The data science community is such an interesting, dynamic, and fast-paced place to work. While my journey as a data scientist so far has only been around five years long, it feels as though I’ve already seen a lifetime of tools, technologies, and trends come and go. One consistent effort has been a focus on continuing to make data science easier. Lowering barriers to entry and developing better libraries have made data science more accessible than ever. That there is such a bright, diverse, and dedicated community of software architects and developers working tirelessly to improve data science for everyone has made my experience writing Data Science with Python and Dask an incredibly humbling—and at times intimidating—experience. But, nonetheless, it is a great honor to be able to contribute to this vibrant community by showcasing the truly excellent work that the entire team of Dask maintainers and contributors have produced.
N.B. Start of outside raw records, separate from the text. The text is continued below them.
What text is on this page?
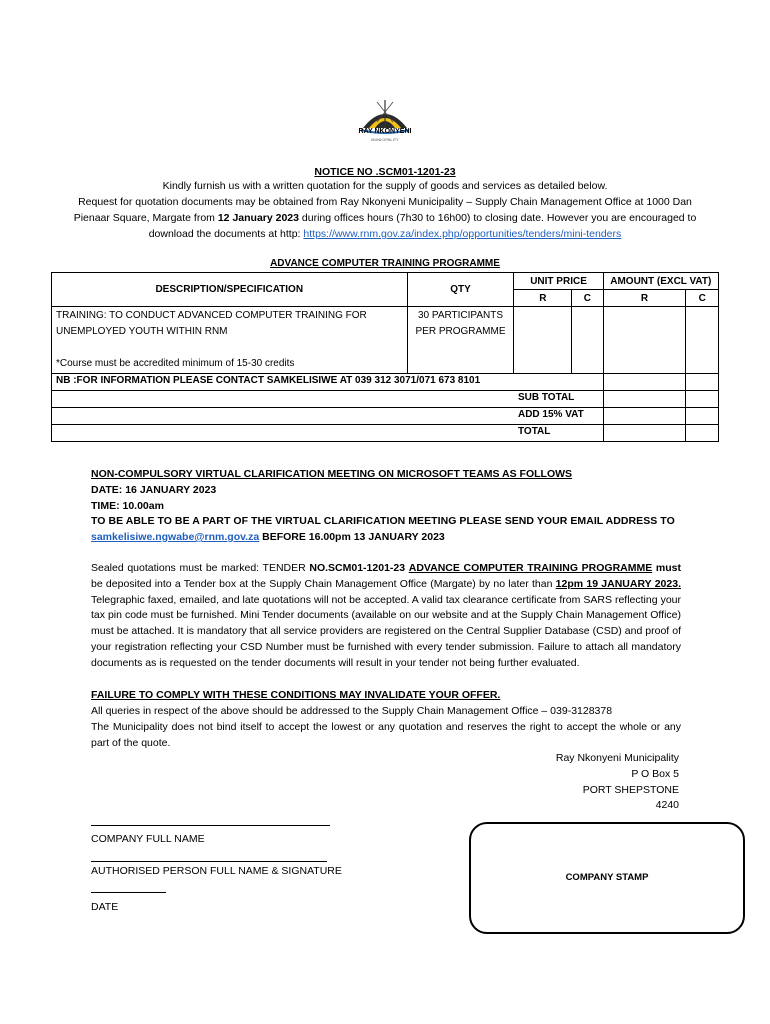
RAY NKONYENI
MUNICIPALITY
NOTICE NO .SCM01-1201-23
Kindly furnish us with a written quotation for the supply of goods and services as detailed below.
Request for quotation documents may be obtained from Ray Nkonyeni Municipality – Supply Chain Management Office at 1000 Dan
Pienaar Square, Margate from 12 January 2023 during offices hours (7h30 to 16h00) to closing date. However you are encouraged to
download the documents at http: https://www.rnm.gov.za/index.php/opportunities/tenders/mini-tenders
ADVANCE COMPUTER TRAINING PROGRAMME
DESCRIPTION/SPECIFICATION	QTY	UNIT PRICE		AMOUNT (EXCL VAT)	
		R	C	R	C

TRAINING: TO CONDUCT ADVANCED COMPUTER TRAINING FOR UNEMPLOYED YOUTH WITHIN RNM
*Course must be accredited minimum of 15-30 credits	30 PARTICIPANTS PER PROGRAMME				
NB :FOR INFORMATION PLEASE CONTACT SAMKELISIWE AT 039 312 3071/071 673 8101					
		SUB TOTAL			
		ADD 15% VAT			
		TOTAL			
NON-COMPULSORY VIRTUAL CLARIFICATION MEETING ON MICROSOFT TEAMS AS FOLLOWS
DATE: 16 JANUARY 2023
TIME: 10.00am
TO BE ABLE TO BE A PART OF THE VIRTUAL CLARIFICATION MEETING PLEASE SEND YOUR EMAIL ADDRESS TO
samkelisiwe.ngwabe@rnm.gov.za BEFORE 16.00pm 13 JANUARY 2023
Sealed quotations must be marked: TENDER NO.SCM01-1201-23 ADVANCE COMPUTER TRAINING PROGRAMME must be deposited into a Tender box at the Supply Chain Management Office (Margate) by no later than 12pm 19 JANUARY 2023. Telegraphic faxed, emailed, and late quotations will not be accepted. A valid tax clearance certificate from SARS reflecting your tax pin code must be furnished. Mini Tender documents (available on our website and at the Supply Chain Management Office) must be attached. It is mandatory that all service providers are registered on the Central Supplier Database (CSD) and proof of your registration reflecting your CSD Number must be furnished with every tender submission. Failure to attach all mandatory documents as is requested on the tender documents will result in your tender not being further evaluated.
FAILURE TO COMPLY WITH THESE CONDITIONS MAY INVALIDATE YOUR OFFER.
All queries in respect of the above should be addressed to the Supply Chain Management Office – 039-3128378
The Municipality does not bind itself to accept the lowest or any quotation and reserves the right to accept the whole or any part of the quote.
Ray Nkonyeni Municipality
P O Box 5
PORT SHEPSTONE
4240
COMPANY FULL NAME
AUTHORISED PERSON FULL NAME & SIGNATURE
DATE
COMPANY STAMP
I stumbled across Dask in early 2016 when I encountered my first uncomfortably large dataset at work. After fumbling around for days with Hadoop, Spark, Ambari, ZooKeeper, and the menagerie of Apache “big data” technologies, I, in my exasperation, simply Googled “big data library python.” After tabbing through pages of results, I was left with two options: continue banging my head against PySpark or figure out how to use chunking in Pandas. Just about ready to call my search efforts futile, I spotted a StackOverflow question that mentioned a library called Dask. Once I found my way over to where Dask was hosted on GitHub, I started working my way through the documentation. DataFrames for big datasets? An API that mimics Pandas? It can be installed using pip? It seemed too good to be true. But it wasn’t. I was incensed—why hadn’t I heard of this library before? Why was something this powerful and easy to use flying under the radar at a time when the big data craze was reaching fever pitch?
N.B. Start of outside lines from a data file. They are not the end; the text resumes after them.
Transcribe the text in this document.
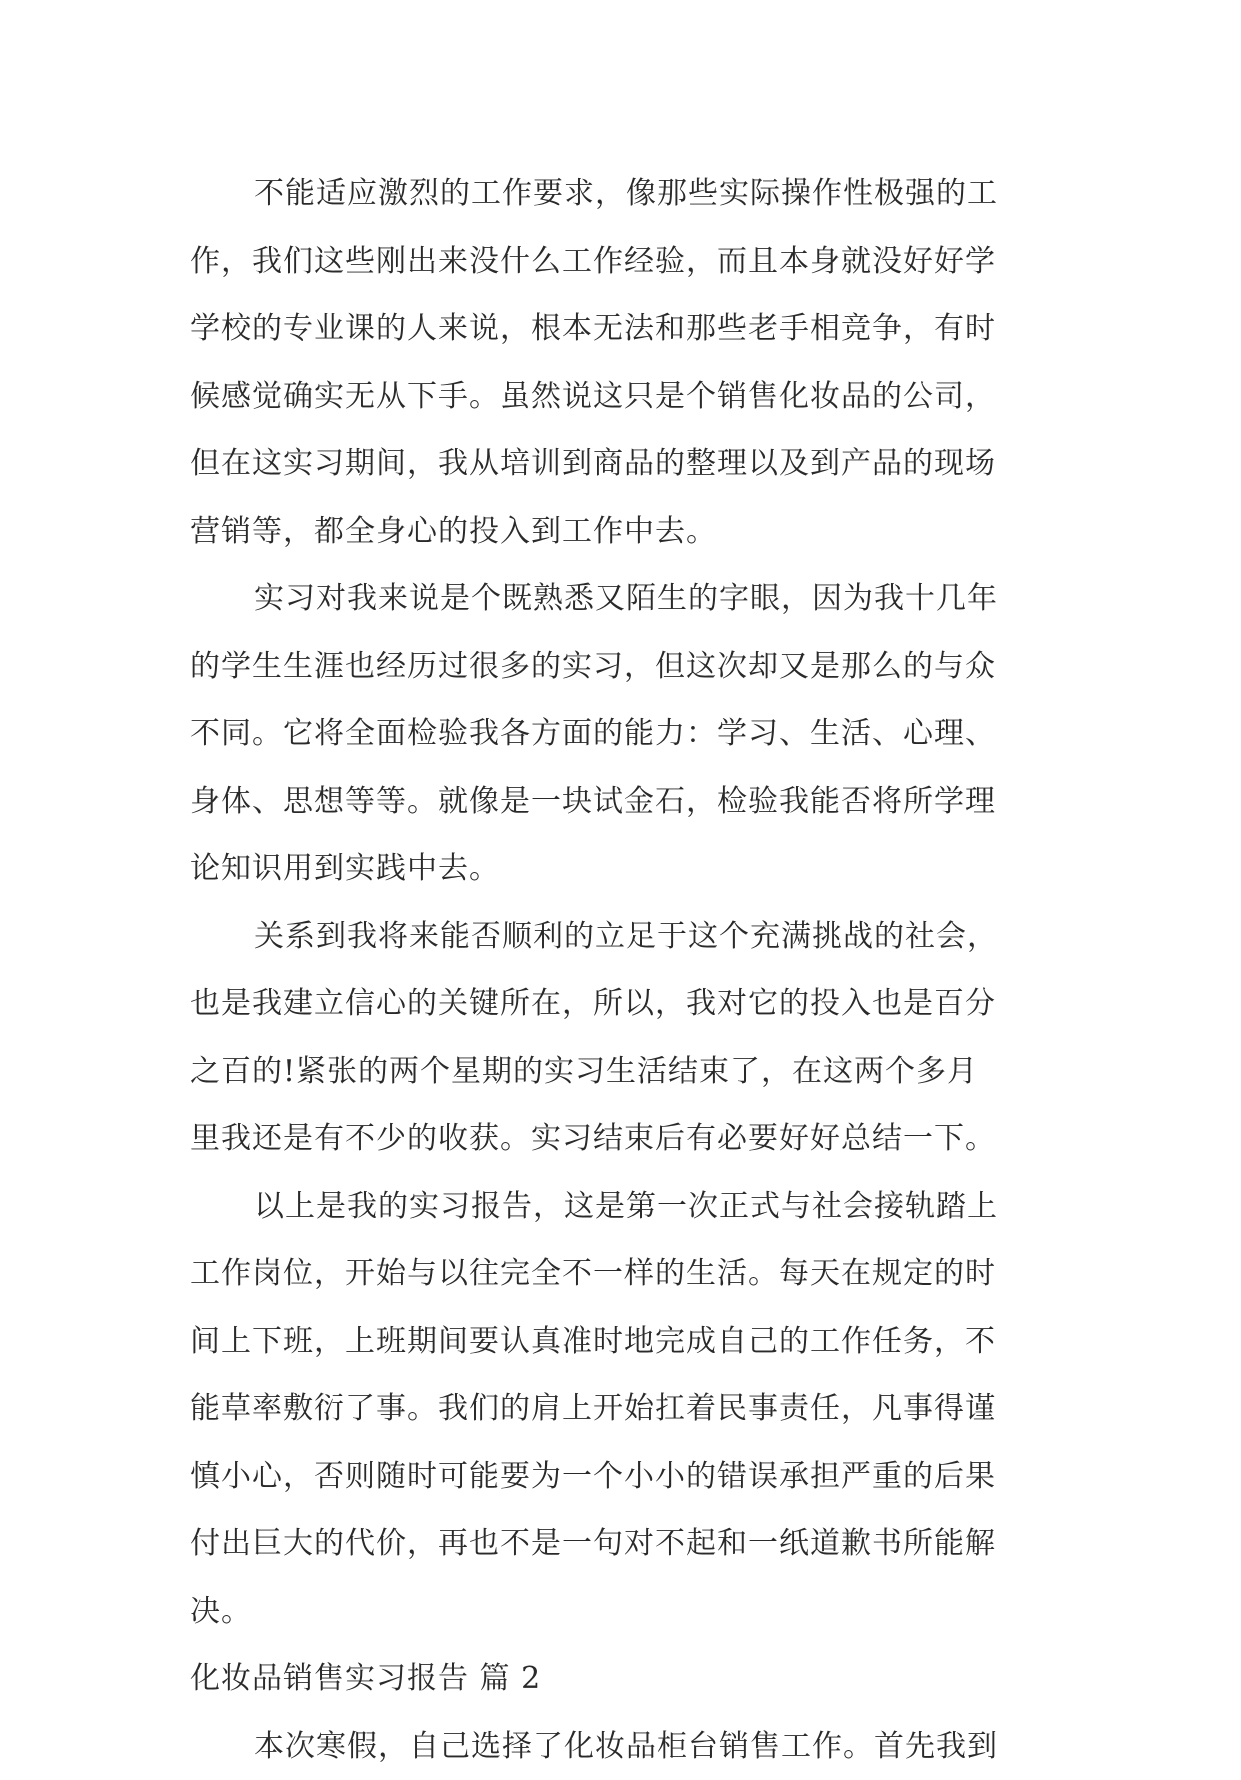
不能适应激烈的工作要求，像那些实际操作性极强的工
作，我们这些刚出来没什么工作经验，而且本身就没好好学
学校的专业课的人来说，根本无法和那些老手相竞争，有时
候感觉确实无从下手。虽然说这只是个销售化妆品的公司，
但在这实习期间，我从培训到商品的整理以及到产品的现场
营销等，都全身心的投入到工作中去。
实习对我来说是个既熟悉又陌生的字眼，因为我十几年
的学生生涯也经历过很多的实习，但这次却又是那么的与众
不同。它将全面检验我各方面的能力：学习、生活、心理、
身体、思想等等。就像是一块试金石，检验我能否将所学理
论知识用到实践中去。
关系到我将来能否顺利的立足于这个充满挑战的社会，
也是我建立信心的关键所在，所以，我对它的投入也是百分
之百的!紧张的两个星期的实习生活结束了，在这两个多月
里我还是有不少的收获。实习结束后有必要好好总结一下。
以上是我的实习报告，这是第一次正式与社会接轨踏上
工作岗位，开始与以往完全不一样的生活。每天在规定的时
间上下班，上班期间要认真准时地完成自己的工作任务，不
能草率敷衍了事。我们的肩上开始扛着民事责任，凡事得谨
慎小心，否则随时可能要为一个小小的错误承担严重的后果
付出巨大的代价，再也不是一句对不起和一纸道歉书所能解
决。
化妆品销售实习报告 篇 2
本次寒假，自己选择了化妆品柜台销售工作。首先我到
After having great success using Dask for my work project, I was determined to become an evangelist. I was teaching a Python for Data Science class at the University of Denver at the time, and I immediately began looking for ways to incorporate Dask into the curriculum. I also presented several talks and workshops at my local PyData chapter’s meetups in Denver. Finally, when I was approached by the folks at Manning to write a book on Dask, I agreed without hesitation. As you read this book, I hope you also come to see how awesome and useful Dask is to have in your arsenal of data science tools!